Yazı başlığında kullandığım “Deprem mihenginde devlet gerçeği!..”ne getireceğim sözü:
Deprem öncesinde de hissettiğimiz, fakat depremle birlikte açığa çıkan kalplerdeki/gönüllerdeki devlet kavramıyla ilgili bir bölünmeyi bütün çıplaklığıyla görmeye başladık.
Efendim, “Buraya sadece Büyükşehir Belediyesinin araçları geldi; devlet gelmedi!” diye haykıran kişilerin Büyükşehirin de Türkiye Cumhuriyeti Devlet yapılanmasının önemli bir unsuru olduğunu hangi gerekçeyle söylemiş olursa olsun gönüllerdeki bölünmeye zemin hazırladığını söylemek istiyorum.

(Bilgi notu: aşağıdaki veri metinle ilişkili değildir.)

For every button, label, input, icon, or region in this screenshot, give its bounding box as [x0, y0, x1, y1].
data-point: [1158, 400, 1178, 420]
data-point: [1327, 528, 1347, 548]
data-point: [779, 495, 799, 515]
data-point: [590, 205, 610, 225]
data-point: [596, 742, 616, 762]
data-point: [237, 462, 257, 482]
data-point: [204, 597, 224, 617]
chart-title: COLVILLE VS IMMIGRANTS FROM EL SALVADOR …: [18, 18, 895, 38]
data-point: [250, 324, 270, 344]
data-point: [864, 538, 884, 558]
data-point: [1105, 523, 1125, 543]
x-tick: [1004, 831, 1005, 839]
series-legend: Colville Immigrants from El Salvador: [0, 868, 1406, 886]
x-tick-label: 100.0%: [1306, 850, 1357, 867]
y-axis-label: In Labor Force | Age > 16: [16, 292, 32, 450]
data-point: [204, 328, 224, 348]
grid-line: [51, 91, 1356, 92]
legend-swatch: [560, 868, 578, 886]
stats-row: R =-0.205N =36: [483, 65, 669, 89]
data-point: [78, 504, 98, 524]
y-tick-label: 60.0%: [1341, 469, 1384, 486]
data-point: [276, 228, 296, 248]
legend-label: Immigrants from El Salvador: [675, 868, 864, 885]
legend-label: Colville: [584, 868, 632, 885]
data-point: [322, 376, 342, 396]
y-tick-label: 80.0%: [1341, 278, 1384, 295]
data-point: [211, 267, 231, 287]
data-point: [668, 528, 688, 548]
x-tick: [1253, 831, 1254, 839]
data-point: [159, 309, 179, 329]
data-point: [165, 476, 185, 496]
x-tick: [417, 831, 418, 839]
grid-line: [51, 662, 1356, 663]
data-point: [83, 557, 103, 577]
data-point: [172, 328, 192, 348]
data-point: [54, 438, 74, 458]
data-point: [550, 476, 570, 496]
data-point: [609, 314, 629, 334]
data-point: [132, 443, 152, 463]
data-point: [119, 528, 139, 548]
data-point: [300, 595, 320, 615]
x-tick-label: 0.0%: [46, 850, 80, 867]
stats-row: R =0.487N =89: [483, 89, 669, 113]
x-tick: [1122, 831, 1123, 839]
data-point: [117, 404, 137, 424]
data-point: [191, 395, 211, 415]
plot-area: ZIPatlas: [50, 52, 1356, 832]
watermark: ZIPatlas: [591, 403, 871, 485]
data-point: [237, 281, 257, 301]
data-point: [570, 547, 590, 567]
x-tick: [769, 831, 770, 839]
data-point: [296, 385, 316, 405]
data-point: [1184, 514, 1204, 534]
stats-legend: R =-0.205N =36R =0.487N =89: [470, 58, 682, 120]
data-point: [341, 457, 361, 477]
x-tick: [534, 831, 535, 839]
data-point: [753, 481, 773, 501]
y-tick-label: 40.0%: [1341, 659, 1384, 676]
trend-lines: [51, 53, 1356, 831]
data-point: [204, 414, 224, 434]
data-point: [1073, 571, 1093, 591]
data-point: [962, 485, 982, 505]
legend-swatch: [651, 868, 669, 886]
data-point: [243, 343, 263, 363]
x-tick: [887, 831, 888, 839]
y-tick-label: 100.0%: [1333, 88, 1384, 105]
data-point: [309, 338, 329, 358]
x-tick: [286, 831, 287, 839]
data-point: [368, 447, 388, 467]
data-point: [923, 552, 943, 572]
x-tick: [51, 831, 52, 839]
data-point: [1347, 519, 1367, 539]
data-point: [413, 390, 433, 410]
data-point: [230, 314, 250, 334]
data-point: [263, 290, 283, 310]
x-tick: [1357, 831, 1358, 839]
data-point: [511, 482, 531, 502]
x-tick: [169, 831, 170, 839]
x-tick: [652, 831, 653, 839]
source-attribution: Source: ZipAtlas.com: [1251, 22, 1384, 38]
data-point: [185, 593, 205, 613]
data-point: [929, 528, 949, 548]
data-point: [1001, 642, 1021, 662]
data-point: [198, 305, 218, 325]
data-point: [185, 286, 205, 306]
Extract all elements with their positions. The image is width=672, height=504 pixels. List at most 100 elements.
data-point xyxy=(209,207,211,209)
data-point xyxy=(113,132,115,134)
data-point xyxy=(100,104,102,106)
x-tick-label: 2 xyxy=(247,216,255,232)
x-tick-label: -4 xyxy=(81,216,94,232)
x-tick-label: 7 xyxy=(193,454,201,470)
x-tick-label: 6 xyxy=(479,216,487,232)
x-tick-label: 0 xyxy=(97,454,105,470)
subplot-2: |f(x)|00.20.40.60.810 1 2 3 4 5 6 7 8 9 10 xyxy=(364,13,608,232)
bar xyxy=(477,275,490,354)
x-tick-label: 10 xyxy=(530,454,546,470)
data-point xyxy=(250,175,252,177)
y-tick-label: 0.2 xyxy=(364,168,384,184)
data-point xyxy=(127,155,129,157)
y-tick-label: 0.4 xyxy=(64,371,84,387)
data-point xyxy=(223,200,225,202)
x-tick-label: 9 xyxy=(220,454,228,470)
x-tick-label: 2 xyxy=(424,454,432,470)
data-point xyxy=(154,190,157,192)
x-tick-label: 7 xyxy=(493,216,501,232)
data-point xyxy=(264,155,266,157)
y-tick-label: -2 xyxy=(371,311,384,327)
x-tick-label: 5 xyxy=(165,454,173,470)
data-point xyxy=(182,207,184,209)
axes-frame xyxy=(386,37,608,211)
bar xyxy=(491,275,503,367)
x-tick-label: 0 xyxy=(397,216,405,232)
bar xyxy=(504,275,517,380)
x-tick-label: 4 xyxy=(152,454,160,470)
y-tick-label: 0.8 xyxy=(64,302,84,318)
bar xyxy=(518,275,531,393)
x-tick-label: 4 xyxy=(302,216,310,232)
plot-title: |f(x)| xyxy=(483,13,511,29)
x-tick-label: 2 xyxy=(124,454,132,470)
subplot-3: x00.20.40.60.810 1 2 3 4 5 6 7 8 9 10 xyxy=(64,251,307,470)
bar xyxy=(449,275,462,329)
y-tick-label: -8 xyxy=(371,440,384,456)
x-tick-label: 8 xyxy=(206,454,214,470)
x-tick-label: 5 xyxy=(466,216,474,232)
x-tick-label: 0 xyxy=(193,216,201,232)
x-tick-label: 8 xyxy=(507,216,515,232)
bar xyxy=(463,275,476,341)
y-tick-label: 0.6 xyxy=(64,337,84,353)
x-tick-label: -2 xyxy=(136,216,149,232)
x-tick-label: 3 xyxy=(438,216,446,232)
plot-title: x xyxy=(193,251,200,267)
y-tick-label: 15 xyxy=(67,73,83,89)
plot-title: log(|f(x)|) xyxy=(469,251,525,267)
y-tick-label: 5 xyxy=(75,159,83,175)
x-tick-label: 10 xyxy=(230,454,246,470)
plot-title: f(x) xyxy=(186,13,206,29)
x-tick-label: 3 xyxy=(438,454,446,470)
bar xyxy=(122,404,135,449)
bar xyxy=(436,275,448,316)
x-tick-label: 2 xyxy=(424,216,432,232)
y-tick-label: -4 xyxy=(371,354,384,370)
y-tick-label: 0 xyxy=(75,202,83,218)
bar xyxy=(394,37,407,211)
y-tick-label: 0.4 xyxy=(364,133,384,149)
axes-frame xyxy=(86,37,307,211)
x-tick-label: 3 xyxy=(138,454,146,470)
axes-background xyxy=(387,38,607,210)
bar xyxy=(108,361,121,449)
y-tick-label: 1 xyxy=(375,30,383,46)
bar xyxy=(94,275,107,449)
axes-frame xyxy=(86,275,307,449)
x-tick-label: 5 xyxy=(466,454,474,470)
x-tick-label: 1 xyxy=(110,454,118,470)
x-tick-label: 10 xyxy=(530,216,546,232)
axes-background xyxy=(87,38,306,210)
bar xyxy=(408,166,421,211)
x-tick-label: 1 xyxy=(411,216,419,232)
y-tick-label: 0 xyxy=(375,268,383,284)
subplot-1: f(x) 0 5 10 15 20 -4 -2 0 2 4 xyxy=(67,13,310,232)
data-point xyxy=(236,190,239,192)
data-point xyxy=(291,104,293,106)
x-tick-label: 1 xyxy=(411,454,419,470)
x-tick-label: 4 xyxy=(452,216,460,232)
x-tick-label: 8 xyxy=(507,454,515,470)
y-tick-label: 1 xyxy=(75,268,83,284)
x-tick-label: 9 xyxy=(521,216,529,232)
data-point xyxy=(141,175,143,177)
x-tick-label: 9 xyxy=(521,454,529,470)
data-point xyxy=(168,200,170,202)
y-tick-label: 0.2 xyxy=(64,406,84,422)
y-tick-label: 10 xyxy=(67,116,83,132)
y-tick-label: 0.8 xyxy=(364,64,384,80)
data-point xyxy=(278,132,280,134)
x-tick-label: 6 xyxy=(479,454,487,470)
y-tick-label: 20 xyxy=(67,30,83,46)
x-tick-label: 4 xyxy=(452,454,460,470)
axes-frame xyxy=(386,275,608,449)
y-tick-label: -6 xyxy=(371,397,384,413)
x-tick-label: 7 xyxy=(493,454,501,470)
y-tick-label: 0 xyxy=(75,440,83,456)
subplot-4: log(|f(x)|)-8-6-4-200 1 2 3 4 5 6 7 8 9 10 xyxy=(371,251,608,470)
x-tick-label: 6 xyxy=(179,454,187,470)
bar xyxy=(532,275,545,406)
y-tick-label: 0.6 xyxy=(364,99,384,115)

"Sanki Haluk levent başkanlığında ahbap cumhuriyetinde yaşıyoruz arada da Türkiye derneği destek oluyor gibi." paylaşımını yapan kişilerin de Haluk Levent’in bir Türkiye Cumhuriyeti vatandaşı ve sanatçısı olduğu gerçeğini unutarak yine duygulardaki bölünmeye zemin hazırladığını bilmem ki söylemeye gerek var mıdır?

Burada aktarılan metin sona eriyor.